Tablets have continued to bleed the traditional PC market dry. The latest numbers from research firm Canalys revealed that tablets accounted for over a third of PC shipments in the fourth quarter of 2012. Worldwide PC shipments were found to have increased 12% year-over-year to 134 million units with 46.2 million units qualifying as tablets, a 75% year-over-year increase. Apple (AAPL) continued to lead the industry thanks to strong iPad sales, shipping 27 million units and taking a 20% share of the market for the first time. The iPad mini was a hit for the company and accounted for more than half of Apple’s total iPad shipments. Due to supply issues and cannibalization of the larger iPad, however, Apple’s tablet share dropped below 49% and for the first time the company did not control over half the tablet market.
“Apple timed the launch of the iPad mini well,” said Pin-Chen Tang, a research analyst with Canalys. “Its success proves there is a clear demand for pads with smaller screens at a more affordable price. Without the launch, Apple would surely have lost more ground to its competitors.”
Samsung (005930) also experienced strong tablet sales and found itself in a top five position for the first time in overall PC sales, sitting only behind Apple, HP (HPQ), and Lenovo (LNVGY). The company’s Galaxy tablet shipped 7.6 million units, a year-over-year increase of 226%, and its notebook computers shipped 4.1 million units for a 9% share of the PC market.
Amazon (AMZN) was found to have increased its worldwide shipments by 18% to 4.6 million units due to an expanded Kindle Fire lineup and sales in additional markets. Google’s (GOOG) Nexus 7 and Nexus 10 tablet also “performed relatively well” and shipped a combined 2.6 millin units in the fourth quarter.
It has now become a requirement for Android vendors to target low price points if they are interested in increasing their shipments. The success of Amazon, Samsung, and Google has helped Android’s tablet market share increase to 46%.
“The sub-$200 price bands now feature products from established players that do not rely on low-quality components,” said Tom Evans, a Canalys analyst. “Those who control ecosystems, such as Amazon and Google, can obtain revenue from content sales, but pure hardware OEMs must accept decreasing margins or exit.”
The research firm found that shipments of Microsoft’s (MSFT) Surface RT tablet are off to a shaky start with shipments of only 720,000 units in Q4.
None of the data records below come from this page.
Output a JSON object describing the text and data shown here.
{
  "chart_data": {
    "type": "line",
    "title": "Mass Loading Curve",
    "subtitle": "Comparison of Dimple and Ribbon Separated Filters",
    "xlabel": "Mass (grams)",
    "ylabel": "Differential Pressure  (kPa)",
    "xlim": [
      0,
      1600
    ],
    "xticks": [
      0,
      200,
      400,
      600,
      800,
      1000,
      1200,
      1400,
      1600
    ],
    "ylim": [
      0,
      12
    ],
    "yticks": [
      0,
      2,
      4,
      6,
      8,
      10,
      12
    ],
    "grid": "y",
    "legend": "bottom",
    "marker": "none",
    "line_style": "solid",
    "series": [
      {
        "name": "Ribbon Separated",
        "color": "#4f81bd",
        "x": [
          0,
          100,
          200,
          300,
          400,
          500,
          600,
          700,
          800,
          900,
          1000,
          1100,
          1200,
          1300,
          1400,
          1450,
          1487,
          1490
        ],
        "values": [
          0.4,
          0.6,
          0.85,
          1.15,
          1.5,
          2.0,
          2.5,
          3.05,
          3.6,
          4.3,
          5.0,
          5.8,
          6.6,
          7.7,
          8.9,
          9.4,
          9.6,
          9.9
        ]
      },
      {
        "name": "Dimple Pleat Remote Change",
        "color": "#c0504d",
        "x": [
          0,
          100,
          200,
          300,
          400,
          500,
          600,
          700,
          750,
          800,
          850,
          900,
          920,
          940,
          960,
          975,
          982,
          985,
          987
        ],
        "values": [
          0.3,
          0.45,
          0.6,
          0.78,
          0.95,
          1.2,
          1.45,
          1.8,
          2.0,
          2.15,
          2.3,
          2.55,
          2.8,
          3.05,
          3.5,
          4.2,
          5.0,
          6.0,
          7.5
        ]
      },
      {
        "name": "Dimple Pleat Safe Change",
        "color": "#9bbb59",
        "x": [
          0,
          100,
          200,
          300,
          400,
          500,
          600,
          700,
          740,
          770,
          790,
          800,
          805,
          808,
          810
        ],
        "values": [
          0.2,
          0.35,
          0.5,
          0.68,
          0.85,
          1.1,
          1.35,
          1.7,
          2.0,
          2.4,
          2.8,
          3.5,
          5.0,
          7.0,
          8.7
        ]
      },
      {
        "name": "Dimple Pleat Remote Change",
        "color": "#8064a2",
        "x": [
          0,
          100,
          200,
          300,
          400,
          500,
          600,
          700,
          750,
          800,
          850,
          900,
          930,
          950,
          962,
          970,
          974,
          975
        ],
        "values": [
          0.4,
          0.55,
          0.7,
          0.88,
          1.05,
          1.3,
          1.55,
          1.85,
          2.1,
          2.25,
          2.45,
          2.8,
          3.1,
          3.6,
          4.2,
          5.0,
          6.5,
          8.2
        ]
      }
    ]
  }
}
“The outlook for Windows RT appears bleak. Hardware OEMs are ignoring it due, in part, to a pricing strategy that does not align with the economics of the pad market,” said Tim Coulling, a Canalys senior analyst.
The analyst added that he expects Microsoft to “rethink its pricing strategy for RT in the coming weeks,” and said that the company should drop the price of the operating system by 60% to get “OEMs back onside.” He believes that Microsoft will have a better chance of turning Windows RT around if it increases manufacturer support, and figures out a strategy to educate consumers and attract new developers.